Сара Беркович-Майер обладала феноменальной памятью на события, людей и лица. Способность, о которой мечтают многие, играла с Сарой дурную шутку – она помнила каждый свой день, проведенный ею и ее, тогда еще четырнадцатилетней, племянницей Мирой в Равенсбрюке. Каждый и в подробностях. Она помнила, кто в какой день умер, кого расстреляли, кто умер от голода или в результате псевдомедицинских экспериментов, кого отправили в газовую камеру после того, как стал непригоден к работе, помнила в лица и по именам всех соседок по бараку и всех надзирательниц. Ладно бы она просто помнила. Некоторые люди, прошедшие через то же, что и она, стараются вообще не говорить и не вспоминать об этом, отправляя свое прошлое на самые дальние задворки памяти, чтобы не переживать все снова. У Сары была другая потребность – она избавлялась от терзавших ее воспоминаний, рассказывая, проговаривая все вновь и вновь. Такие приступы накатывали на нее время от времени, и тогда она сидела в своем любимом кресле и просто рассказывала, тихим голосом, полуприкрыв глаза, словно самой себе, кажется, даже не нуждаясь в слушателях. Диана выслушивала ее рассказы неоднократно, каждый раз давая себе слово встать и уйти, но каждый раз не находя в себе сил сделать это, словно пригвожденная к месту картинами, возникавшими в ее мозгу от этих рассказов. Иногда Сара рассказывала о том, как пряталась с Мирой в семье белорусов, как потом, опасаясь стукачей, они вместе с этой семьей ушли в лес. Как партизанский отряд, к которому они прибились, был разбит, а женщины, в том числе Сара с Мирой, были отправлены к Германию как советские военнопленные. Как она догадалась изменить их имена и фамилию на белорусские, чем избежала их отправки в Освенцим как евреек.
Вся магия, которая еще была в них до войны, видимо, ушла на то, чтобы выжить в этом аду, и лагерь превратил их фактически в сквибов.
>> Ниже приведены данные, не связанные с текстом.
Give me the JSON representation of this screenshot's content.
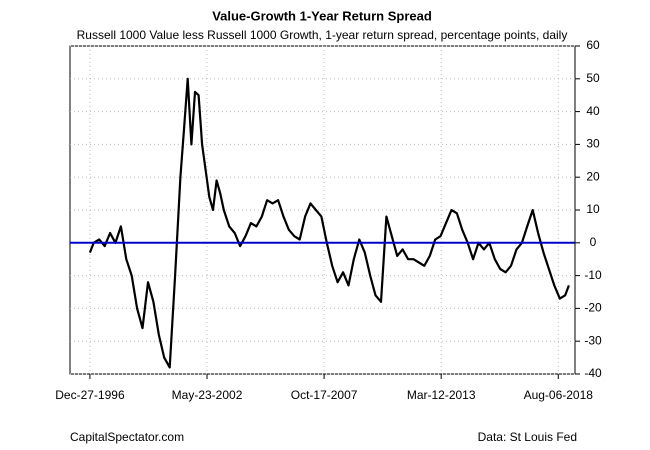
{
  "chart_data": {
    "type": "line",
    "title": "Value-Growth 1-Year Return Spread",
    "subtitle": "Russell 1000 Value less Russell 1000 Growth, 1-year return spread, percentage points, daily",
    "source_left": "CapitalSpectator.com",
    "source_right": "Data: St Louis Fed",
    "x": [
      "1996-12-27",
      "1997-03-01",
      "1997-06-01",
      "1997-09-01",
      "1997-12-01",
      "1998-03-01",
      "1998-06-01",
      "1998-09-01",
      "1998-12-01",
      "1999-03-01",
      "1999-06-01",
      "1999-09-01",
      "1999-12-01",
      "2000-03-01",
      "2000-06-01",
      "2000-09-01",
      "2000-12-01",
      "2001-03-01",
      "2001-05-01",
      "2001-07-01",
      "2001-09-01",
      "2001-11-01",
      "2002-01-01",
      "2002-03-01",
      "2002-05-01",
      "2002-07-01",
      "2002-09-01",
      "2002-11-01",
      "2003-01-01",
      "2003-03-01",
      "2003-06-01",
      "2003-09-01",
      "2003-12-01",
      "2004-03-01",
      "2004-06-01",
      "2004-09-01",
      "2004-12-01",
      "2005-03-01",
      "2005-06-01",
      "2005-09-01",
      "2005-12-01",
      "2006-03-01",
      "2006-06-01",
      "2006-09-01",
      "2006-12-01",
      "2007-03-01",
      "2007-06-01",
      "2007-09-01",
      "2007-12-01",
      "2008-03-01",
      "2008-06-01",
      "2008-09-01",
      "2008-12-01",
      "2009-03-01",
      "2009-06-01",
      "2009-09-01",
      "2009-12-01",
      "2010-03-01",
      "2010-06-01",
      "2010-09-01",
      "2010-12-01",
      "2011-03-01",
      "2011-06-01",
      "2011-09-01",
      "2011-12-01",
      "2012-03-01",
      "2012-06-01",
      "2012-09-01",
      "2012-12-01",
      "2013-03-01",
      "2013-06-01",
      "2013-09-01",
      "2013-12-01",
      "2014-03-01",
      "2014-06-01",
      "2014-09-01",
      "2014-12-01",
      "2015-03-01",
      "2015-06-01",
      "2015-09-01",
      "2015-12-01",
      "2016-03-01",
      "2016-06-01",
      "2016-09-01",
      "2016-12-01",
      "2017-03-01",
      "2017-06-01",
      "2017-09-01",
      "2017-12-01",
      "2018-03-01",
      "2018-06-01",
      "2018-09-01",
      "2018-12-01",
      "2019-02-01"
    ],
    "series": [
      {
        "name": "Value-Growth spread",
        "color": "#000000",
        "values": [
          -3,
          0,
          1,
          -1,
          3,
          0,
          5,
          -5,
          -10,
          -20,
          -26,
          -12,
          -18,
          -28,
          -35,
          -38,
          -10,
          20,
          35,
          50,
          30,
          46,
          45,
          30,
          22,
          14,
          10,
          19,
          15,
          10,
          5,
          3,
          -1,
          2,
          6,
          5,
          8,
          13,
          12,
          13,
          8,
          4,
          2,
          1,
          8,
          12,
          10,
          8,
          0,
          -7,
          -12,
          -9,
          -13,
          -5,
          1,
          -3,
          -10,
          -16,
          -18,
          8,
          2,
          -4,
          -2,
          -5,
          -5,
          -6,
          -7,
          -4,
          1,
          2,
          6,
          10,
          9,
          4,
          0,
          -5,
          0,
          -2,
          0,
          -5,
          -8,
          -9,
          -7,
          -2,
          0,
          5,
          10,
          3,
          -3,
          -8,
          -13,
          -17,
          -16,
          -13
        ]
      }
    ],
    "reference_line": {
      "value": 0,
      "color": "#0000cc"
    },
    "xlim": [
      "1996-01-26",
      "2019-05-15"
    ],
    "xticks": [
      {
        "value": "1996-12-27",
        "label": "Dec-27-1996"
      },
      {
        "value": "2002-05-23",
        "label": "May-23-2002"
      },
      {
        "value": "2007-10-17",
        "label": "Oct-17-2007"
      },
      {
        "value": "2013-03-12",
        "label": "Mar-12-2013"
      },
      {
        "value": "2018-08-06",
        "label": "Aug-06-2018"
      }
    ],
    "ylim": [
      -40,
      60
    ],
    "yticks": [
      -40,
      -30,
      -20,
      -10,
      0,
      10,
      20,
      30,
      40,
      50,
      60
    ],
    "grid": true
  }
}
Впрочем, это их не расстроило нисколько, обе они имели довольно смутное представление о том, чего лишились – советское атеистическо-материалистическое воспитание не позволяло сильно задумываться о природе дара швырять о стену тяжелые предметы без помощи рук и насылать странные хвори на обидчиков, а тем более афишировать это. И лишь в Диане их магическое наследие, не задавленное ничем, смогло проявиться в полной мере и даже больше, словно компенсируя утраченное более старшими членами их семьи.
Кроме жутких рассказов о прошлом Диане предстояло еще одно испытание – кормёжка «на убой», которую Сара практиковала каждый раз, когда Диана гостила у нее. Как и большинство людей, переживших голод, Сара буквально закармливала своих членов семьи, считая, что едва ли не самое главное в этой жизни – быть сытым и в тепле. Сделать из Дианы пухленького ангелочка, впрочем, так и не удалось, ее спасала наследственность отца, бывшего, по словам Миры, довольно худощавым, да еще то, что она всячески изощрялась в способах избавиться от излишков в своей тарелке, то втихаря скармливая их собаке, то банально выкидывая в окно.
А еще она твердо решила проститься с квиддичем. Тренировки стали отнимать у нее слишком много сил, а главное времени, которое она намеревалась потратить на более тщательную подготовку к ТРИТОНам и поступлению в Аврорат. Да и с ее вестибулярным аппаратом тоже начало твориться что-то странное. Непонятно, виновата ли в этом обычная подростковая гормональная перестройка организма или что-то еще, но на особо крутых виражах у нее в последнее время начало закладывать уши, а потом появлялось легкое головокружение, мешавшее как следует сосредоточиться на игре. Да и незаменимой она себя не чувствовала, на факультете полно быстрых и сильных парней, которые могли бы справиться с ролью «охотника» ничуть не хуже, чем она.
Перед отъездом она хотела поговорить со Снейпом, чтобы выяснить, будут ли продолжаться их индивидуальные занятия на шестом курсе, но тот, казалось, после экзамена СОВ по зельям, который она сдала все-таки на «отлично», избегал ее всеми силами. С одной стороны ее слегка нервировала перспектива и далее проводить три вечера в неделю в его компании, с другой – если на место преподавателя Защиты от Темных искусств снова придет некто похожий на мистера Хейгета, вся надежда будет только на Снейпа и лучше будет, если ее «внеклассные мучения» продолжатся.